Optimization of compressive strength and sound absorption of foamed gypsum-cement composites based on response surface methodology

With the aim of balancing the compressive strength and sound absorption of composite foamed gypsum lightweight materials, a mix proportion optimization method for the materials was proposed in this study. Factors such as the dosage of hydrogen peroxide (H2O2), the dosage of white cement, water-to-binder (W/B) ratio, and dilution multiple of animal protein foaming agent were considered, and their effects on the sound absorption average (SAA) and compressive strength were elucidated via the response surface methodology (RSM). Subsequently, a quadratic regression model was constructed to achieve multi-objective optimization of SAA and compressive strength of composite foamed gypsum, and the optimized combinations were experimentally validated. Finally, the pore structure differences of the materials before and after optimization were studied using scanning electron microscopy (SEM) and X-ray computed tomography (X-CT).

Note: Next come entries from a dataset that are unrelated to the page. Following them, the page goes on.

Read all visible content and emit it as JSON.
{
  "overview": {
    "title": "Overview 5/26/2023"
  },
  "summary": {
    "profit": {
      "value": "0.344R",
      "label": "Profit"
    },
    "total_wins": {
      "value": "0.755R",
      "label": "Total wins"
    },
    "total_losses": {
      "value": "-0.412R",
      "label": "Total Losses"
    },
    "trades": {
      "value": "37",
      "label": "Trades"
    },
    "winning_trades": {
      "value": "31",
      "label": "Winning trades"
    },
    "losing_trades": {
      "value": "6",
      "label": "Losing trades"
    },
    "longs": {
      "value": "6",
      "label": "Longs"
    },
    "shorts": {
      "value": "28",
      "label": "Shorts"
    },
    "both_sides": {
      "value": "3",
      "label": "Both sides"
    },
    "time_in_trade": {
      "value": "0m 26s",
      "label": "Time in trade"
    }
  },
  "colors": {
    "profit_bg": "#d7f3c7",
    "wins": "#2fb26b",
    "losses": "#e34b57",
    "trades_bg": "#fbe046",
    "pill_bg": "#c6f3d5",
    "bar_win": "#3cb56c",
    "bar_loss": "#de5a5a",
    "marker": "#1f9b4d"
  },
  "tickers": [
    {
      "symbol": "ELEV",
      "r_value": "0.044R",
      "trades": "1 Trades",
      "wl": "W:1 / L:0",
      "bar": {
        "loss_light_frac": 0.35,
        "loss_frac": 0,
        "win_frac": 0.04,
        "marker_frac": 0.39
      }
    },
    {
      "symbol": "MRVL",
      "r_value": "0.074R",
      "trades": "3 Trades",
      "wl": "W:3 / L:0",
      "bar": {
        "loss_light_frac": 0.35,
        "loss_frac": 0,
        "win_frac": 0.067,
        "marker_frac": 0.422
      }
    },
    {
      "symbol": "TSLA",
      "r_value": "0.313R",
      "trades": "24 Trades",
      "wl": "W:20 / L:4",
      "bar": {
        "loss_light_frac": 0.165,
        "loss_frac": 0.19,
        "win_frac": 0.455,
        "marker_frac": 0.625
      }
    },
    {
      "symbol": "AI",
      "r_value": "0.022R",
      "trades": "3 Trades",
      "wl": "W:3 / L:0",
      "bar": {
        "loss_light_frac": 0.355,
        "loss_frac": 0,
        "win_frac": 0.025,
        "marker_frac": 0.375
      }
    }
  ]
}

According to the results, the quadratic polynomial model had a high degree of fitting, demonstrating that RSM could reliably determine the optimal mix proportion parameters for composite foamed gypsum. Through optimization analysis, the optimal values for H2O2, white cement, W/B, and dilution multiple of animal protein foaming agent were determined to be 2.824 %, 16.522 %, 0.652, and 151.442, respectively, with the SAA and compressive strength of the material being 0.594 and 1.25 MPa, respectively. SEM and X-CT analysis showed that the optimized combination could better optimize the internal pore structure of the material by selecting the mix proportion parameters rationally, thereby achieving a reasonable balance and optimization of sound absorption and compressive strength.